The present invention relates to ophthalmic instruments, and in particular is concerned with those ophthalmic instruments whose primary purpose is the testing of various aspects of the field of vision of the human eye.
Visual field testing has usually required dual instrumentation regardless of the technique of perimetry. This is because central field testing requires a larger and more magnified examination of field defects than does peripheral field testing. Magnification is routinely and easily achieved by increasing the test distance, and so we usually wind up with a central field measuring device which is operated at a large distance (often 1000 mm), and a separate peripheral field measuring device which is operated at a short distance (often 330 mm).
Within the past 15 years, a number of attempts have been made to produce a single instrument for measuring both the central and the peripheral field of vision. One approach that has been taken, was to develop devices which tested the peripheral field at the same large distances used for the central field. However, this resulted in large, bulky and inconvenient instrumentation. These devices were so bulky in fact, that some of the peripheral field often had to be sacrificed, thereby defeating the purpose of the device itself.

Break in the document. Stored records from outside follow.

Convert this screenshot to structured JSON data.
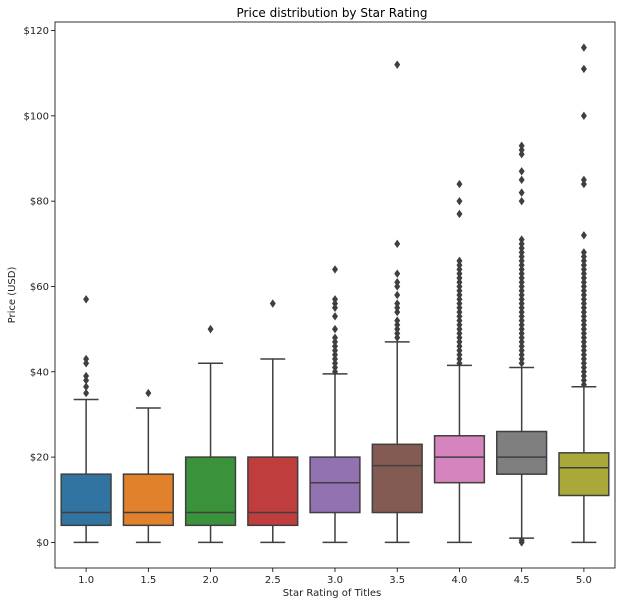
{
  "chart_data": {
    "type": "box",
    "title": "Price distribution by Star Rating",
    "xlabel": "Star Rating of Titles",
    "ylabel": "Price (USD)",
    "ylim": [
      -6,
      122
    ],
    "yticks": [
      0,
      20,
      40,
      60,
      80,
      100,
      120
    ],
    "ytick_labels": [
      "$0",
      "$20",
      "$40",
      "$60",
      "$80",
      "$100",
      "$120"
    ],
    "categories": [
      "1.0",
      "1.5",
      "2.0",
      "2.5",
      "3.0",
      "3.5",
      "4.0",
      "4.5",
      "5.0"
    ],
    "grid": false,
    "legend": "none",
    "boxes": [
      {
        "category": "1.0",
        "color": "#3274a1",
        "whisker_low": 0,
        "q1": 4,
        "median": 7,
        "q3": 16,
        "whisker_high": 33.5,
        "outliers": [
          35,
          36.5,
          38,
          39,
          42,
          43,
          57
        ]
      },
      {
        "category": "1.5",
        "color": "#e1812c",
        "whisker_low": 0,
        "q1": 4,
        "median": 7,
        "q3": 16,
        "whisker_high": 31.5,
        "outliers": [
          35
        ]
      },
      {
        "category": "2.0",
        "color": "#3a923a",
        "whisker_low": 0,
        "q1": 4,
        "median": 7,
        "q3": 20,
        "whisker_high": 42,
        "outliers": [
          50
        ]
      },
      {
        "category": "2.5",
        "color": "#c03d3e",
        "whisker_low": 0,
        "q1": 4,
        "median": 7,
        "q3": 20,
        "whisker_high": 43,
        "outliers": [
          56
        ]
      },
      {
        "category": "3.0",
        "color": "#9372b2",
        "whisker_low": 0,
        "q1": 7,
        "median": 14,
        "q3": 20,
        "whisker_high": 39.5,
        "outliers": [
          40,
          41,
          42,
          43,
          44,
          45,
          46,
          47,
          48,
          50,
          53,
          55,
          56,
          57,
          64
        ]
      },
      {
        "category": "3.5",
        "color": "#845b53",
        "whisker_low": 0,
        "q1": 7,
        "median": 18,
        "q3": 23,
        "whisker_high": 47,
        "outliers": [
          48,
          49,
          50,
          51,
          52,
          54,
          55,
          56,
          58,
          60,
          61,
          63,
          70,
          112
        ]
      },
      {
        "category": "4.0",
        "color": "#d684bd",
        "whisker_low": 0,
        "q1": 14,
        "median": 20,
        "q3": 25,
        "whisker_high": 41.5,
        "outliers": [
          42,
          43,
          44,
          45,
          46,
          47,
          48,
          49,
          50,
          51,
          52,
          53,
          54,
          55,
          56,
          57,
          58,
          59,
          60,
          61,
          62,
          63,
          64,
          65,
          66,
          77,
          80,
          84
        ]
      },
      {
        "category": "4.5",
        "color": "#7f7f7f",
        "whisker_low": 1,
        "q1": 16,
        "median": 20,
        "q3": 26,
        "whisker_high": 41,
        "outliers": [
          0,
          0.5,
          42,
          43,
          44,
          45,
          46,
          47,
          48,
          49,
          50,
          51,
          52,
          53,
          54,
          55,
          56,
          57,
          58,
          59,
          60,
          61,
          62,
          63,
          64,
          65,
          66,
          67,
          68,
          69,
          70,
          71,
          80,
          82,
          85,
          87,
          91,
          92,
          93
        ]
      },
      {
        "category": "5.0",
        "color": "#a9a93a",
        "whisker_low": 0,
        "q1": 11,
        "median": 17.5,
        "q3": 21,
        "whisker_high": 36.5,
        "outliers": [
          37,
          38,
          39,
          40,
          41,
          42,
          43,
          44,
          45,
          46,
          47,
          48,
          49,
          50,
          51,
          52,
          53,
          54,
          55,
          56,
          57,
          58,
          59,
          60,
          61,
          62,
          63,
          64,
          65,
          66,
          67,
          68,
          72,
          84,
          85,
          100,
          111,
          116
        ]
      }
    ]
  }
}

A second approach to the problem of dual instrumentation has been based upon an erroneous argument. Peripheral field testing must be performed about the patient's eye, and therefore usually employs a device with some sort of curved surface for testing. However, central field testing need only be performed in front of the patient's eye, and for convenience has usually employed a device with a flat surface for testing. Because peripheral and central field testing, have become so associated with curved and flat testing surfaces respectively, we have seen devices which claim to test both peripheral and central fields by merely utilizing both curved and flat surfaces. Unfortunately, these surfaces have always been set at the same distance from the patient's eye and have either been too bulky for convenience when the testing distance was large, or inadequate for central field testing when the testing distance was small.